И действительно, бригадир начал свой рассказ. Он был как-то особенно благодушно настроен сегодня, то ли от «незабываемого» Володиного супа с большими печенками, то ли от нахлынувших воспоминаний о давней ночевке на этом же месте в дни его юности.
— Да, здесь лежало не четыре, как нынче, а двадцать семь дудаков — перпендикулярно, ряд к ряду, как в «гивометрии»! — повторил Иван.

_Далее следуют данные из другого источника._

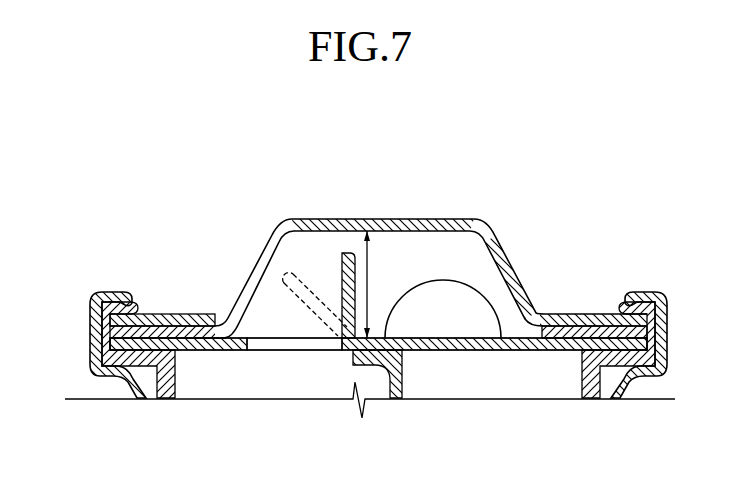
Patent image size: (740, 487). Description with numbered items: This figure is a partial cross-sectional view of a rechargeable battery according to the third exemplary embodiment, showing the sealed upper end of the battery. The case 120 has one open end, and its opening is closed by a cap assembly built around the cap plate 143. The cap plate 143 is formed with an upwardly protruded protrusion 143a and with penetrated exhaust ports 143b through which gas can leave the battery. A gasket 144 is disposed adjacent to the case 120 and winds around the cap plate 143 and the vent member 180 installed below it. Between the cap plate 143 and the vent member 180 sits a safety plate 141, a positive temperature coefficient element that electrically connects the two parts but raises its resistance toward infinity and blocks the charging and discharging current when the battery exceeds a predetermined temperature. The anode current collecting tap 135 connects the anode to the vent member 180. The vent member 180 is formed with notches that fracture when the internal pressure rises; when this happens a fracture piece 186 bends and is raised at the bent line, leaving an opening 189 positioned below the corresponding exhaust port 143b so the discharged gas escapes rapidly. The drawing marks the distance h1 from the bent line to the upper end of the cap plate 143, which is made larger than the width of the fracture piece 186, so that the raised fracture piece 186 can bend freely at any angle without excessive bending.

The case 120 is at (90, 336).
The anode current collecting tap 135 is at (392, 377).
The safety plate 141 is at (161, 314).
The cap plate 143 is at (378, 251).
The protrusion 143a is at (379, 219).
The exhaust port 143b is at (244, 280).
The gasket 144 is at (118, 294).
The vent member 180 is at (212, 352).
The first fracture piece 186 is at (342, 265).
The opening 189 is at (280, 344).
The distance from the bent line to the upper end of the cap plate h1 is at (378, 284).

— Тогда я еще таким, как Митяйка, пареньком был. Наш главный заправила, покойничек Василий Кузьмич, и облюбовал это место под стан. И мы три осени становались здесь. А вот сейчас и кострище заросло — не знатко. В точности, как в песне: «позарастали стежки-дорожки…» Все забывается. Далее такого азартного, такого широкодушного охотничища, такого силача, добряка, весельчака, как Василий Кузьмич, — и того многие уже забыли… — Иван опять надолго замолк. Мы тоже молчали. Несмотря на страшную усталость, спать не хотелось: в моих глазах все еще стояли пасущиеся на джейлявах дрофы. «Действительно, на какое место привел Иван!..» Меня всегда поражала память нашего бригадира: он отлично помнил не только где и когда становали, но где и при каких обстоятельствах были убиты особо крупные дудаки.